Dimitris Loutradis

Editor in Chief

Professor of Obstetrics and Gynecology, Athens Medical School, National and Kapodistrian University of Athens

Correspondence: Dimitris Loutradis, Professor of Obstetrics and Gynecology, Athens Medical School, National and Kapodistrian University of Athens, 10 Alkaiou, GR 115 28, Athens, Greece, e-mail: info@hsog.gr

Multiple pregnancies present unique challenges and considerations for both expectant parents and healthcare providers. While the joy of anticipating multiple bundles of joy is undeniable, managing multiple pregnancies requires careful monitoring and personalized care to ensure the health and well-being of both the mother and her fetuses. Prenatal care for multiple pregnancies often involves more frequent antenatal visits, specialized screenings and consultations with maternal-fetal medicine specialists. Ultrasound examinations are typically offered more frequently to monitor fetal growth, detect any abnormalities and assess the health of each fetus. While many multiple pregnancies progress smoothly, they are inherently at a higher risk for certain complications compared to singleton pregnancies. Some of the potential complications include:

1.Preterm Birth: Multiple pregnancies are more likely to result in preterm birth; premature neonates may face challenges and may require specialized medical care in a neonatal intensive care unit.
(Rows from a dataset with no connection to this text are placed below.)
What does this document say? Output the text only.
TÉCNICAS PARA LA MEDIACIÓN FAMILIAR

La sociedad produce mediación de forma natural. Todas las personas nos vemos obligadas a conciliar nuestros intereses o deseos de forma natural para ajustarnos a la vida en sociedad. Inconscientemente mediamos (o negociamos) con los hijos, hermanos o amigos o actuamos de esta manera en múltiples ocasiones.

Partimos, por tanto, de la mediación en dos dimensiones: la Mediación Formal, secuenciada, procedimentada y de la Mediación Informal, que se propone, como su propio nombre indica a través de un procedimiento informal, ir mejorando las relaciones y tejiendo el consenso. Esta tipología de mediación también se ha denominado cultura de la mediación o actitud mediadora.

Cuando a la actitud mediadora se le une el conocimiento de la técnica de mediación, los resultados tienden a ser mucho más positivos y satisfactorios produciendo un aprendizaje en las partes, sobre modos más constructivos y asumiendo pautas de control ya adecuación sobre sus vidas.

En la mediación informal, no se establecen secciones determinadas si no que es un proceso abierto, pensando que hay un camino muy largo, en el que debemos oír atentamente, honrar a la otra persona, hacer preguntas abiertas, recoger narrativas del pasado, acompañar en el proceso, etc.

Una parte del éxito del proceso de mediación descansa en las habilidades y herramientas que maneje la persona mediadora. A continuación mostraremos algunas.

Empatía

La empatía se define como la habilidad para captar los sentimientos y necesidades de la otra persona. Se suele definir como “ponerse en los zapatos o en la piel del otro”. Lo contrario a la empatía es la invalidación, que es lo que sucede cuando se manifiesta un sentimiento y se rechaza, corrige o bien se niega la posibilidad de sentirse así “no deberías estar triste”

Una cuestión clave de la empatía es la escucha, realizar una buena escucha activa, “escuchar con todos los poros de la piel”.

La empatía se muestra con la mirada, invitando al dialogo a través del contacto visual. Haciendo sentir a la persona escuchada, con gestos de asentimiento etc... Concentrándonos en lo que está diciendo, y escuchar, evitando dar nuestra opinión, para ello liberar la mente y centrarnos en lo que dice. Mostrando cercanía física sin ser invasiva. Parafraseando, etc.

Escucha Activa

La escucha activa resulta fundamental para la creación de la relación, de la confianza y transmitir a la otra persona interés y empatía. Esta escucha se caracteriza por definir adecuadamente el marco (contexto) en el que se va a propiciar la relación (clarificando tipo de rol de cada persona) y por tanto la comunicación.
2.Low Birth Weight: Twins and higher-order multiples are more likely to be born with low birthweight, which can increase the risk of health problems both at birth and later in life.

3.Gestational Diabetes: Pregnant women carrying multiples have a higher risk of developing gestational diabetes; proper management of gestational diabetes is crucial to prevent complications for both the mother and her fetuses.

4.Preeclampsia: Multiple pregnancies are associated with an increased risk of developing preeclampsia.
5. Twin-to-Twin Transfusion Syndrome (TTTS): In monochorionic twins, TTTS may occur when blood vessels in the placenta connect the circulatory systems of the fetuses unevenly, resulting in an imbalance in blood flow between the twins.

In this special issue, Tsakiridis et al. found that one out of nine hospitalized high-risk pregnancies were twins, thus, imposing a high burden for the high-risk pregnancy unit, while one third of them had symptoms of threatened preterm labor. Through regular prenatal care, early detection of complications and proactive intervention, when necessary, healthcare providers may help mitigate the risks associated with multiple pregnancies and thus, improve perinatal outcomes.